On most days that would ignite an offense. But as the first half ticked past the two-minute warning, the Bengals couldn't convert one of their troublesome third downs when quarterback Andy Dalton couldn't connect with tight end Jermaine Gresham on a third-and-two lob down the middle.

"Whenever you make a stop like that you can feel the momentum shifting," Clements said. "To get stops like that, your front has really got to be getting push."

There were some plays Clements wanted back and Maualuga was upset about Tannehill's 24-yard throw over him to tight end Charles Clay on third-and-10 that led to Miami's first touchdown.

 "There were some blown coverages. There was a situation when a receiver caught the ball over my head. That's my progression I had to work off of," Maualuga said. "He caught it, they scored a touchdown a couple plays later. Plays like that, you want to get back, you know, because (with) plays like that, you ask yourself 'What would happen if they didn't convert on that?' Without missing that, the game could have gone any which kind of way, but there's no point of worrying about it now. They won, they came in and handled business. It's just time for us to watch film tomorrow and get better."

But Maualuga senses the defense is coming together.

"Each week we're looking better and better," he said. "Tackling, swarming to the ball."

Peko is encouraged by what they've done against the run.
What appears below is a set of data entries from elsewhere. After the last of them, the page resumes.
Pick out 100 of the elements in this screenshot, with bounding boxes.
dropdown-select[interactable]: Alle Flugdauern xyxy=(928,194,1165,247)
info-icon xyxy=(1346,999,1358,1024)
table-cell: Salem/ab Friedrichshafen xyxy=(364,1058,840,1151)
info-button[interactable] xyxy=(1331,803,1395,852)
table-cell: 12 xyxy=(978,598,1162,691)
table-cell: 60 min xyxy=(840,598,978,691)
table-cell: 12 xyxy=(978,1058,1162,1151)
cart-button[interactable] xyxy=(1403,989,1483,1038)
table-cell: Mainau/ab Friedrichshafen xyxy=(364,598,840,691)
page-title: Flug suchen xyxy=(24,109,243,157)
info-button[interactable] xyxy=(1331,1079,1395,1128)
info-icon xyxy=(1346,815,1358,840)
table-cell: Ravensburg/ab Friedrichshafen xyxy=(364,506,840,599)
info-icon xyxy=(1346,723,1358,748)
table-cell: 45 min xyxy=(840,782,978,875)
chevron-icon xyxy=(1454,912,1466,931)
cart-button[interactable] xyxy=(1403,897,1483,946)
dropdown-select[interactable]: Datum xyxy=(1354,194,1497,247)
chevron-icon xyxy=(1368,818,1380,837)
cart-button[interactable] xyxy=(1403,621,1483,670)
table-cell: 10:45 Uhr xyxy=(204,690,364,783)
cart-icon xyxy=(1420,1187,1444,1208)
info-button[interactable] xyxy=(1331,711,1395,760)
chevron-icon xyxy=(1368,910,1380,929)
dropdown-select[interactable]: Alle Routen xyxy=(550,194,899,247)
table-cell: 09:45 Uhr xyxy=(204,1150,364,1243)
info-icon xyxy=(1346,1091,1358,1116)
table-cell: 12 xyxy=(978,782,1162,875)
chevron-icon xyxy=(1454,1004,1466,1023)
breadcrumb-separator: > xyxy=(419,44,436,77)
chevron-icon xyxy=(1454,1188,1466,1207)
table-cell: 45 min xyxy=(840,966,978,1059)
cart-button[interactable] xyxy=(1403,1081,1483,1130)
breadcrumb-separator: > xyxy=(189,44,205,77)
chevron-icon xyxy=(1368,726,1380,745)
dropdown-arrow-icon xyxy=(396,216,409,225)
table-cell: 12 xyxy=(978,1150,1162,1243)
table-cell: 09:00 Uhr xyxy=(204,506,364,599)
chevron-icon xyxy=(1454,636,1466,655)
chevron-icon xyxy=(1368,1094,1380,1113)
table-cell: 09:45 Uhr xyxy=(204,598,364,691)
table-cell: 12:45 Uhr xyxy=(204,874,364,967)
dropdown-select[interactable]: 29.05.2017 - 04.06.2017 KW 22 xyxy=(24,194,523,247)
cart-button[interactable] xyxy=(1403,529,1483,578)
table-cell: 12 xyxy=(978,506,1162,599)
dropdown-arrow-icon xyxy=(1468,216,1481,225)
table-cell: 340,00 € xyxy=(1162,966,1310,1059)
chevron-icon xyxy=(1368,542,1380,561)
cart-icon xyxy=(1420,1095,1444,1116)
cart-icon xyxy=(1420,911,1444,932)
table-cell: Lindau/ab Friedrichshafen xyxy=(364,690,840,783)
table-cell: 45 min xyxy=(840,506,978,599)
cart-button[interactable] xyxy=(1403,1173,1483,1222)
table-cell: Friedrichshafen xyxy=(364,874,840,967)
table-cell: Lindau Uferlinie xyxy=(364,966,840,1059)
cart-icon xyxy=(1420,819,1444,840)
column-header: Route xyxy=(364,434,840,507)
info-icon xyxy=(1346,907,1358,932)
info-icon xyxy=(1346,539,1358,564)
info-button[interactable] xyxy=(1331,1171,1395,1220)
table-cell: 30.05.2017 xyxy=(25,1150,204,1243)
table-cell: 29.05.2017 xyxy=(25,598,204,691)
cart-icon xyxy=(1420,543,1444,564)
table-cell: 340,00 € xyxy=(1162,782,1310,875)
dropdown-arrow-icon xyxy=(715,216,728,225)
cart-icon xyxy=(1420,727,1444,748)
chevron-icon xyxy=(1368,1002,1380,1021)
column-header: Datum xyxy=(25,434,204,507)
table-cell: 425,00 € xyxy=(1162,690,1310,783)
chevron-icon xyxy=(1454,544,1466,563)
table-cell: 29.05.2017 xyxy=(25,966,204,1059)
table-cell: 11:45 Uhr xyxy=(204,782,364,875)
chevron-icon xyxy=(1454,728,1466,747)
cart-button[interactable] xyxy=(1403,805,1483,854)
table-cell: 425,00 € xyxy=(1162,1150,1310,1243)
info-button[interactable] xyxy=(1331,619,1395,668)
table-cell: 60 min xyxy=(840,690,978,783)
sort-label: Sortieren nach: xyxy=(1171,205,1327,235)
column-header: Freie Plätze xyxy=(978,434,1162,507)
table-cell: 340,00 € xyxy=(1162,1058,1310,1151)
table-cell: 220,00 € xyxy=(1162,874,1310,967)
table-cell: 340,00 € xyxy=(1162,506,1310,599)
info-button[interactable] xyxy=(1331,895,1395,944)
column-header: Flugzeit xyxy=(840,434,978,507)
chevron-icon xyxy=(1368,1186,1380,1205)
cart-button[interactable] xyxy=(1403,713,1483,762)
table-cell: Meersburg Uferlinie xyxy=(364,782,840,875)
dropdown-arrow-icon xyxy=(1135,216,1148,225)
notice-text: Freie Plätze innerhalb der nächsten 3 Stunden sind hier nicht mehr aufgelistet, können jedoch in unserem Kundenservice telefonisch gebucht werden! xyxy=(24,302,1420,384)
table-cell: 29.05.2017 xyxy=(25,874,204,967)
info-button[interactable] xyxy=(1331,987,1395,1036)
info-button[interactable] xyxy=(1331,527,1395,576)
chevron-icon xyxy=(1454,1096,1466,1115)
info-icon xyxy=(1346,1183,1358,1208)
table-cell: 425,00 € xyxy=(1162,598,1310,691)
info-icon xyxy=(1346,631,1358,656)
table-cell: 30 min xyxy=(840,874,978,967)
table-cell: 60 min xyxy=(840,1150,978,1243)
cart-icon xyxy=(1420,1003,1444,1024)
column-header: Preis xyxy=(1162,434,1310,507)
"Two weeks in a row holding teams to under 100 yards rushing," Peko said after the Dolphins could get just 68 yards on 35 carries. "That's what we pride ourselves on. We didn't finish today and they got the better of us, but on the positive side we're starting to get better on defense."

Hall says the Bengals are going to have to with Cleveland next week and Pittsburgh on deck.

"We've got Cleveland and Pittsburgh after that and when you play great defenses as a defense on the other side of the ball, you have to play better. You have to rise to the occasion depending on the game," Hall said. "Our defense has to play better than their defense. ... Today, did we play good enough? No. We have to go shot for shot with those defenses. If they get five turnovers, we have to get five turnovers. Some games are like that."

And then some games are like this.

"I wish I had it back," wide receiver Andrew Hawkins said of a play that awry. "I wish I had it back."

He could have been speaking of a day when a nice pitching effort at home got wasted.